In the present study, we investigated the single-cell behavior and mechanisms underlying the loss of population-level oscillations using the unicellular cyanobacterium S. elongatus, which has the simplest known circadian clock. The cyanobacterial clock state can be directly monitored by a fluorescent protein reporter expressed under the control of a circadian promoter. By scanning the phase resetting responses of the clock to temperature changes, we found that population-level arrhythmicity occurs when critical temperature changes applied at particular initial phases elicit desynchronized, stochastic phases in the oscillations of individual cells. With an experimentally constrained mathematical model, we quantitatively explained the induction of stochastic phases in terms of the dynamical properties of the clock as an oscillatory system, and explored the physiological relevance of the properties for accurately-timed rhythmicity in changing environmental conditions.

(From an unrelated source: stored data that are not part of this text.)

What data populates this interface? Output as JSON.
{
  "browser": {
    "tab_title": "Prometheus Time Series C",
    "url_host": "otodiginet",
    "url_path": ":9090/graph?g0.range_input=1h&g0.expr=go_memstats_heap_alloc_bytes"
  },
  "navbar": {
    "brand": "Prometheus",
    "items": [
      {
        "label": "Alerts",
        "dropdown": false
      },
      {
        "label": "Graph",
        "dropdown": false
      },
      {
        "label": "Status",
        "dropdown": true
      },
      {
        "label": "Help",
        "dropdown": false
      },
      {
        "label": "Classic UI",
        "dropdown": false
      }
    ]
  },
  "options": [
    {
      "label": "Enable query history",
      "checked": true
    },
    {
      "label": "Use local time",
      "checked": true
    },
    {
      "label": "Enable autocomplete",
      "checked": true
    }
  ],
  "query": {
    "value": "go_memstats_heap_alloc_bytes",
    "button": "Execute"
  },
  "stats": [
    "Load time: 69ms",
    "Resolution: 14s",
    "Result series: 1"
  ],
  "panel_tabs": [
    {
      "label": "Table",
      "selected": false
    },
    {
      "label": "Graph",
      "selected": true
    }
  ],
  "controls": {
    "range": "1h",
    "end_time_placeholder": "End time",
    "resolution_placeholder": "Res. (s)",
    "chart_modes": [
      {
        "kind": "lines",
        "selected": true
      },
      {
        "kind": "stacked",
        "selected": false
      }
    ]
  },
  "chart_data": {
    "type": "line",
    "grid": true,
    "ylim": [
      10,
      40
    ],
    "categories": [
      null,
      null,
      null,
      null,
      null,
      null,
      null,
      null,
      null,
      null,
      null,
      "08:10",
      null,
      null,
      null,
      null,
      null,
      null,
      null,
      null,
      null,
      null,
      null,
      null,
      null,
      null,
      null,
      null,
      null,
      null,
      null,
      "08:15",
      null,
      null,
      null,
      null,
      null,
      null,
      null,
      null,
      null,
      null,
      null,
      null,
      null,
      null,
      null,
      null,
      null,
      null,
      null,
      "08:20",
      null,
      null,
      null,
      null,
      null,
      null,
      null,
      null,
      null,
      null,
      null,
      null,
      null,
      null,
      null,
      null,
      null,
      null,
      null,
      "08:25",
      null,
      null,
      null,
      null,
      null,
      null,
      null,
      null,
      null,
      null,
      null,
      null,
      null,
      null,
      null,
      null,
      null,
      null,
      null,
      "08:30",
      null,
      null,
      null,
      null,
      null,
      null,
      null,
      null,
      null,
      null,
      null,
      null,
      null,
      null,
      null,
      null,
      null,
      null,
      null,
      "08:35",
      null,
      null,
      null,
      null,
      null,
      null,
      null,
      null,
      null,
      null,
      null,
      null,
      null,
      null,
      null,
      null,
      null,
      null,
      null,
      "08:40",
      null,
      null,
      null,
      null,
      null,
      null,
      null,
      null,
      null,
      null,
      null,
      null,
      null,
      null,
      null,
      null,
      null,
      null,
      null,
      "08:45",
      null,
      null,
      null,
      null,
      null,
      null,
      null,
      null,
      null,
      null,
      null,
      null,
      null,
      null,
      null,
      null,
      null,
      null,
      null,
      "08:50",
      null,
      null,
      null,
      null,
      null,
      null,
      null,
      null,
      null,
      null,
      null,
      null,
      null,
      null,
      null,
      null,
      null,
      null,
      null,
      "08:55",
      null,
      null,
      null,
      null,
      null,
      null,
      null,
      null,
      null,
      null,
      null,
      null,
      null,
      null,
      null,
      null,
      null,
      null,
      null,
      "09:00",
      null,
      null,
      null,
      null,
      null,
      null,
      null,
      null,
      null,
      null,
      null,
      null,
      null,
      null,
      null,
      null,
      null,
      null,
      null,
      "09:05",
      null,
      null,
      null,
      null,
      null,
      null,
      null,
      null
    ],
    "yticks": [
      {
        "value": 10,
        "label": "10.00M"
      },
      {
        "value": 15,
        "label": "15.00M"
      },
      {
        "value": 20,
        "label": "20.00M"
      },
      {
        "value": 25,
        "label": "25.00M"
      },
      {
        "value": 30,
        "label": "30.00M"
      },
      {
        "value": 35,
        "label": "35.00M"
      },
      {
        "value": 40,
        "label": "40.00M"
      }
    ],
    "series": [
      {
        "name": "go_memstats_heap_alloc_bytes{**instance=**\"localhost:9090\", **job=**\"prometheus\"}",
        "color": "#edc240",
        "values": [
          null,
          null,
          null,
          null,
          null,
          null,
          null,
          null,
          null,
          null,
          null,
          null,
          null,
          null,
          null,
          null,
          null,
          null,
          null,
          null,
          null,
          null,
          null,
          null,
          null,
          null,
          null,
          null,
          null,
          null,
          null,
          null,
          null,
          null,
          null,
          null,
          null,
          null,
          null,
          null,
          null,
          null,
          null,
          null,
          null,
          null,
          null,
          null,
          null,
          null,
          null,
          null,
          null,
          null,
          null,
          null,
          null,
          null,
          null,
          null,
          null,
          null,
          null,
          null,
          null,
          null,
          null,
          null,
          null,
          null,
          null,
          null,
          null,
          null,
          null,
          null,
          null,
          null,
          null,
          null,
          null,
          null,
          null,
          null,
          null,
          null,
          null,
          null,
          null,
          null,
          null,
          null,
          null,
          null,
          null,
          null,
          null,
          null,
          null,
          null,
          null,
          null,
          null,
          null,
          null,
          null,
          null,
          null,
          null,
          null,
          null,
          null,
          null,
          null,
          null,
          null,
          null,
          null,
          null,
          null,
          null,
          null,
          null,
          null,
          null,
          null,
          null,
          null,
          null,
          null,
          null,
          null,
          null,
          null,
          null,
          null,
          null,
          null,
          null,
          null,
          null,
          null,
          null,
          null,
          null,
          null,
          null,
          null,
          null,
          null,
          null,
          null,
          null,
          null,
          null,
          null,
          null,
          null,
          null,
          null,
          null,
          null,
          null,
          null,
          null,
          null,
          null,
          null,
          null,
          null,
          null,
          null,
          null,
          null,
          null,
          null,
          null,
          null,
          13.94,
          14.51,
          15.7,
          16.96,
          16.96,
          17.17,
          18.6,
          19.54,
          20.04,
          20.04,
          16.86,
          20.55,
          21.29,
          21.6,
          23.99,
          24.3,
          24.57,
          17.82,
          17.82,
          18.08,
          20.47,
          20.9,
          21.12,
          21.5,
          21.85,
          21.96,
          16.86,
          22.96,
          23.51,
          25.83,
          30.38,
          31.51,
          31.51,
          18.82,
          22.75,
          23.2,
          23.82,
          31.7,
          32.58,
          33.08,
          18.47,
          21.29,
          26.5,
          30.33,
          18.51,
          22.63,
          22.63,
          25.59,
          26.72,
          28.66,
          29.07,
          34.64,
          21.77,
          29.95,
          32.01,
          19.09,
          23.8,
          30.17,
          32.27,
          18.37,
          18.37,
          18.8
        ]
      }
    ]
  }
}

Our work elucidates the long-standing phenomenon of the population-averaged, organismal-level arrhythmicity that is conserved in many circadian systems, and presents a systematic approach to study oscillations, a prevalent and significant dynamical phenomenon in biology. Future investigations are needed to relate the dynamical properties to the underlying molecular composition of the cyanobacterial circadian clock, and to build upon the general insights gained into individual cellular clocks to study multicellular circadian systems.